Tidak terasa, sudah belasan tahun berlalu. Gadis itu sudah berusia dua puluh tiga tahun sekarang. Dulu, ia melambai seperti itu saat mengantar Ve yang hendak berangkat sekolah. Kini, ia mengantar gadis itu pergi bekerja.

"Hah," desah Nurlena dengan berat. Rasa sesak di dadanya, membuat ia menarik napas panjang berulang kali, mengembuskan pelan. Berharap hal itu bisa meringankan beban yang seakan menimpa dadanya, tapi hal itu tidak berpengaruh apa-apa.

***

Tok! Tok! Tok!

"Masuk!"

"Maaf, Tuan. Hari ini mau sarapan apa?" tanya Odah. Ia adalah asisten rumah tangga yang bekerja di rumah Andika. Usianya empat puluh lima tahun dengan status janda ditinggal mati suaminya. Wanita itu sudah cukup lama bekerja di rumah Andika, juga satu-satunya asisten rumah tangga yang tinggal di rumah itu.

"Tidak perlu menyiapkan sarapan, Bi. Masak untuk Bibi saja sendiri.
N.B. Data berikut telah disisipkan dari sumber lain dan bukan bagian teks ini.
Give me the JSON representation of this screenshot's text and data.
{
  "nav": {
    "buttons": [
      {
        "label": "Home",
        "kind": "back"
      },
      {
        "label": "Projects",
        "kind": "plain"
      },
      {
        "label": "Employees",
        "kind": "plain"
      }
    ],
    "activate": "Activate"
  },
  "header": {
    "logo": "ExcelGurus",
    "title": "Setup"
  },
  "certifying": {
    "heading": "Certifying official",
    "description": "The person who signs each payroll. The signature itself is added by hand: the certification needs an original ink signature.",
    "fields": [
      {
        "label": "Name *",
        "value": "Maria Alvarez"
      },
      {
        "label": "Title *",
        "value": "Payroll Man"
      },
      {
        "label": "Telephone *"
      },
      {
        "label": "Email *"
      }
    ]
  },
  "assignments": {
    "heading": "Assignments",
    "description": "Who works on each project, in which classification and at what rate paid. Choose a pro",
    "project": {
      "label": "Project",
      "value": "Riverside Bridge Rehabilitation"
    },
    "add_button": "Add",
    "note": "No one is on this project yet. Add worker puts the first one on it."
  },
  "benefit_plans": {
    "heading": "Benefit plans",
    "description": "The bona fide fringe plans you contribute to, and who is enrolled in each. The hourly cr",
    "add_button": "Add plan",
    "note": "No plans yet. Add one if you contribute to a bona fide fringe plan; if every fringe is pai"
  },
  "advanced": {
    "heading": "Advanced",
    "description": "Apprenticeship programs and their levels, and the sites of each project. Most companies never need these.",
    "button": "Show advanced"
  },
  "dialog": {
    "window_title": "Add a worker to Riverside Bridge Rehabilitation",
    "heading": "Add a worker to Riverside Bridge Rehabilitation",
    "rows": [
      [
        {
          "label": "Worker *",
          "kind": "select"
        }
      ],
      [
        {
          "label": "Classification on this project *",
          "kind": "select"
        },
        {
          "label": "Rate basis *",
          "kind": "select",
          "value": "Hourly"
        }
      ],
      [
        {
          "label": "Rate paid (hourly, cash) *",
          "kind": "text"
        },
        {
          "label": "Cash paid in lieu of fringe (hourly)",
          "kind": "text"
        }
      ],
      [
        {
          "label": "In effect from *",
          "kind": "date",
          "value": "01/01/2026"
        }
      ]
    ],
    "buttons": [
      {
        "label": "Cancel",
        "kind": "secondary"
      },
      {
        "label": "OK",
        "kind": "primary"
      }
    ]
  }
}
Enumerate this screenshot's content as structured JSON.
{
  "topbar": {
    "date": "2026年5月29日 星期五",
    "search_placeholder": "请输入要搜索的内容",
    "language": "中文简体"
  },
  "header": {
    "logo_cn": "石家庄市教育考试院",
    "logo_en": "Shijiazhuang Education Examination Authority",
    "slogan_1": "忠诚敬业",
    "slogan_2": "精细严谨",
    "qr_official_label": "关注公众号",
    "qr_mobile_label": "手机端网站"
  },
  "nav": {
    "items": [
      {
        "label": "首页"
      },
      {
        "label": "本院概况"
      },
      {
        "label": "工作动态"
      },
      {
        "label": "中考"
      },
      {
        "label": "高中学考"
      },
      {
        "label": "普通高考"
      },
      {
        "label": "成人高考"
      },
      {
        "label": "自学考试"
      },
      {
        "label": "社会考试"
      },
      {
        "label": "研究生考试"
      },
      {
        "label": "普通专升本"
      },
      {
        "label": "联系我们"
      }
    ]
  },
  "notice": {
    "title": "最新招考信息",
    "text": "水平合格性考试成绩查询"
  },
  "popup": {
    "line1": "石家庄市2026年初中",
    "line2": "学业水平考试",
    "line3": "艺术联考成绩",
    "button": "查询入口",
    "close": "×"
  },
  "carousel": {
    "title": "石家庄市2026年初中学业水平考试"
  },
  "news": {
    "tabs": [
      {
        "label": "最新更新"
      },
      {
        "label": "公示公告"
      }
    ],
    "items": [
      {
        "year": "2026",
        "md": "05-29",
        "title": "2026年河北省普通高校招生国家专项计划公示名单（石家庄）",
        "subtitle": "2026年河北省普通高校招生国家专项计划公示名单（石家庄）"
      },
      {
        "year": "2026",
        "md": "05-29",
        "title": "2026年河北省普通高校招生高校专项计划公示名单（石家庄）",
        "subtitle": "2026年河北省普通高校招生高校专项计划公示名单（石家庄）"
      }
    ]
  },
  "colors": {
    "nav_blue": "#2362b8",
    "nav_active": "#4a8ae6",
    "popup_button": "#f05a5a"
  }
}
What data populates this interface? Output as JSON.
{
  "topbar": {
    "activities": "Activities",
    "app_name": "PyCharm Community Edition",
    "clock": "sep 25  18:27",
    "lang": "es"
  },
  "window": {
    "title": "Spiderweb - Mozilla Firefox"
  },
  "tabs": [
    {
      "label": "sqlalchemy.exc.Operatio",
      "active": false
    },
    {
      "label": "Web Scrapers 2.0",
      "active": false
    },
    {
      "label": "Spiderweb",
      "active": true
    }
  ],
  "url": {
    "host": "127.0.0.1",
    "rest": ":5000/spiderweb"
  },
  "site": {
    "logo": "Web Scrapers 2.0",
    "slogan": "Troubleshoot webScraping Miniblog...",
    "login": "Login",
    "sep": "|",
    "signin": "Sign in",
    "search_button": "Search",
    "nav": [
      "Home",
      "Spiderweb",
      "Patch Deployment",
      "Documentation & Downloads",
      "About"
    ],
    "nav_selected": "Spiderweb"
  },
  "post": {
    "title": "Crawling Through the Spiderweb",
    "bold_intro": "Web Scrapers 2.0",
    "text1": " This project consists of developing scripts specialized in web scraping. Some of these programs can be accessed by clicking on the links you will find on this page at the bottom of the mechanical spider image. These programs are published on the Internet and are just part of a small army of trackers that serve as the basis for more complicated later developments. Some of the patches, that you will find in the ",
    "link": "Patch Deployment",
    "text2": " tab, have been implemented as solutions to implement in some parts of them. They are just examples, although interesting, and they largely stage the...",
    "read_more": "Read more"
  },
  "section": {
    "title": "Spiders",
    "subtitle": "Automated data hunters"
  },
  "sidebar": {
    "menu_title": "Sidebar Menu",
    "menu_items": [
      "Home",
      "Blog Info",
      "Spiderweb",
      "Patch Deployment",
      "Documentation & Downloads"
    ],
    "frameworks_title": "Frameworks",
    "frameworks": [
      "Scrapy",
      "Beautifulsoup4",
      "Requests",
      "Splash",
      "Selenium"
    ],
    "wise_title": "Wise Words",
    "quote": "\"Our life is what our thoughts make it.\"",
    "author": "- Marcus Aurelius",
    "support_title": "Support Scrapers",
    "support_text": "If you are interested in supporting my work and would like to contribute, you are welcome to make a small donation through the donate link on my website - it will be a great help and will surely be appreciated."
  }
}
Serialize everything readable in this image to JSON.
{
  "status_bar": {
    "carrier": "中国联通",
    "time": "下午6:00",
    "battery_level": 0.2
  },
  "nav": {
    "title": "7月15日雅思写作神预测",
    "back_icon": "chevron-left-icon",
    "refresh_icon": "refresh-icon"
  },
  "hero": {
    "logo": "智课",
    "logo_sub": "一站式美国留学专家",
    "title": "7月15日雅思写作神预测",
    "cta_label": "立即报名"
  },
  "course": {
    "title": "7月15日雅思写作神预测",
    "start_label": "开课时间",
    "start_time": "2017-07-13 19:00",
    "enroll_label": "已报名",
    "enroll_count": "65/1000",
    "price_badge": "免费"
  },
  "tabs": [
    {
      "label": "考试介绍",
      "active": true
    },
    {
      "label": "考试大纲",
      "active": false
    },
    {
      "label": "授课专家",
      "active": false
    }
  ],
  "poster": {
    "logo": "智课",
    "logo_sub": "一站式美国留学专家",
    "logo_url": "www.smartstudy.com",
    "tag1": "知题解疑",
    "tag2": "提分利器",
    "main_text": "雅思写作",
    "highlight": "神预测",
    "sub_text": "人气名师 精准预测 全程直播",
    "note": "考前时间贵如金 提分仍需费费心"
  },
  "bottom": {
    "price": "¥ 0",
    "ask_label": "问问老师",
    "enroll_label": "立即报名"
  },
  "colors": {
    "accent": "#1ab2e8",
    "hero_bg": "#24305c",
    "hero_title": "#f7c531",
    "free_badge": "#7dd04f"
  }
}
Saya sarapan di kantor hari ini," jawab Andika sambil merapikan ikatan dasi di lehernya.

Odah mengambil sepatu dan menaruhnya di dekat tempat tidur. Ia juga mengambilkan tas kantor milik sang majikan. Jika saja Andika sudah menikah, yang melakukan pekerjaan itu pastilah istrinya.

"Terima kasih, Bi."

"Sama-sama, Tuan. Maaf, Tuan, kalau saya lancang. Apa Tuan tidak ada rencana untuk menikah?" tanya Odah dengan hati-hati.

"Kenapa? Bibi sudah bosan membantu saya?" Andika bertanya kepada Odah dengan nada bercanda. Senyumannya sangat cerah pagi ini, membuat asisten rumah tangga itu bahagia.

"Tentu saja tidak, Tuan. Bibi hanya merasa, rumah ini terlalu dingin. Sepertinya, jika ada sosok seorang istri, akan terasa hangat."

"Saya sedang mencoba mencari calonnya, Bi. Tapi, kalau saya tidak dapat istri di luar, Bibi saja yang menjadi istriku," kelakar Andika. "Aw!"

Odah memukul bahu laki-laki itu karena berbicara sembarangan. Andika sudah menganggap wanita itu seperti ibunya, begitupun sebaliknya. Odah menyayangi Andika lebih dari sekedar pembantu dan majikan. Usia laki-laki itu sama dengan usia putrinya, membuat ia mengingat putrinya yang sudah meninggal karena penyakit lupus.